Belarusian sovereignty springs a leak as United Russia marches to victory
Russian-Belarusian relations have been dominated by the prospects for the integration process, with the customs services of both countries announcing a large package of detailed proposals. Meanwhile, Lukashenka tries to characterise the threats he perceives from NATO countries as common to the entire CSTO, as the Kremlin works to force voter turnout in the State Duma elections to ensure a “deafening” victory for the ruling party.
Last week almost all notable experts and commentators focussed on the analysis of the 28 part integration plan. Several conferences were held in Belarus, Russia and Ukraine, including one under the auspices of Belarus in Focus, the Press Club and the Belarusian Institute for Strategic Studies. As a result, the public heard a wide range of predictions regarding the future of Russian-Belarusian relations – from opinions about serious compromises of Belarus’ sovereignty to forecasts of a sharp decline in integration enthusiasm after the elections to the State Duma of the Russian Federation.
The most significant concrete step towards integration was submitted by the customs services of Belarus and Russia. At the XII International Scientific and Practical Conference “30 years of the Customs Service of independent Belarus: with the experience of the past to the synergy of the future”, it was stated that the customs departments are preparing a large package of documents on integration. Vladimir Ivin, deputy head of the Federal Customs Service of the Russian Federation, stated that “When these documents come into force, we will not just be interacting in a coordinated manner, but also moving towards an integrated, and in some cases unified application of customs administration.”
On September 16th, Alexander Lukashenka took part in the CSTO Summit in Dushanbe, where (in the absence of Vladimir Putin) he alleged in an emotional speech that NATO exercises near the Belarusian border create the risk of military provocations and incidents. While the planned “West-2021” exercises are “exclusively defensive in nature”, – Poland and Ukraine stubbornly talk about imaginary threats to their security. Afghanistan was also mentioned – as a secondary priority problem.
Two days earlier, during a state awards ceremony, Lukashenka criticised Russian artists who stopped performing in Belarus. “They’re not artists. They’re not creatives. It is not even cowardice. They are traitors,” he said. He did not name anyone specifically but clarified that he meant those “greats” who had asked him to help organise concerts.
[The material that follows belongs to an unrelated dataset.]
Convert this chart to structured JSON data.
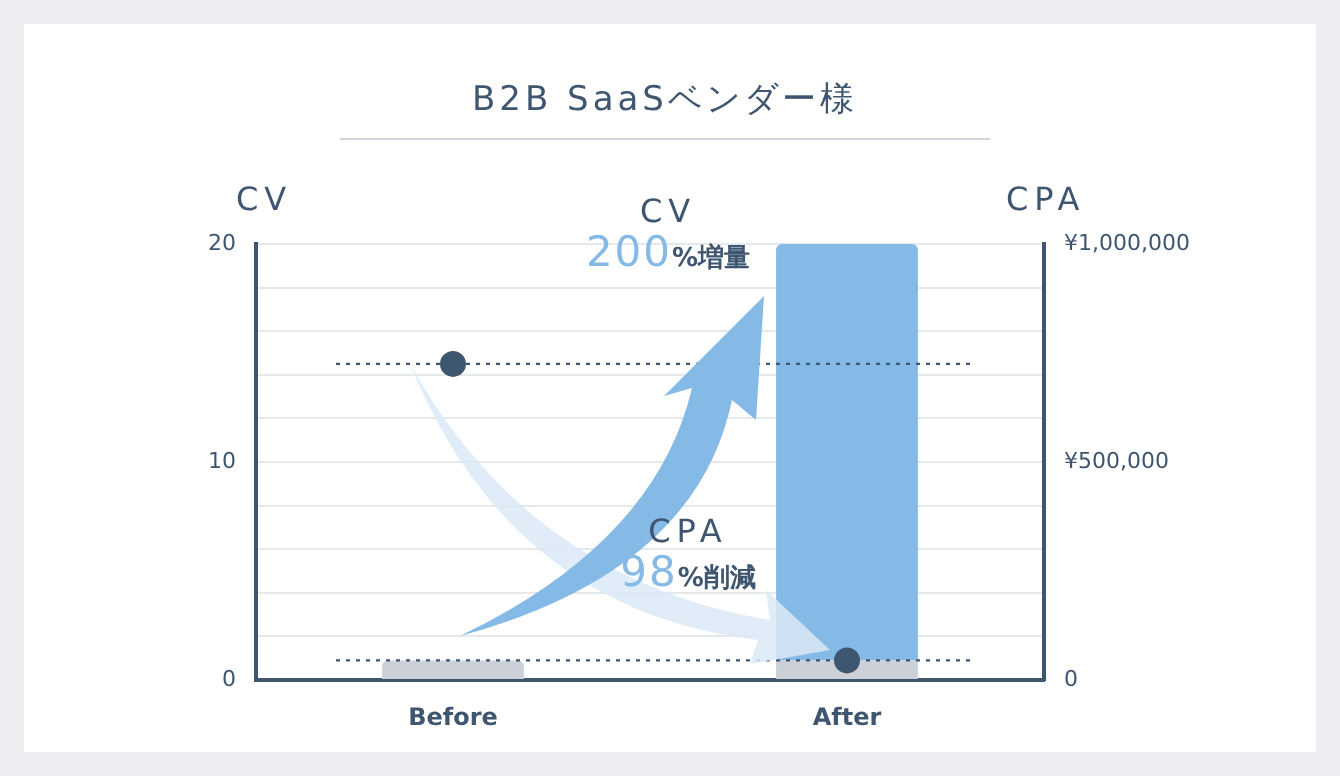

On September 17th, the 3-day State Duma elections commenced in Russia. According to the CEC, the total turnout by 20:00 Moscow time on September 18th exceeded 31.5% (excluding remote electronic voting data). If more than a third of all voters voted before the primary election day, experts conclude that turnout for the previous elections (48%) will be exceeded. It follows that the Kremlin is orchestrating high turnout to ensure that United Russia does not just win but delivers a resounding victory. If this observation is correct, then it would appear that the Russian ruling class perceived the experience of Lukashenka in August 2020 as entirely positive.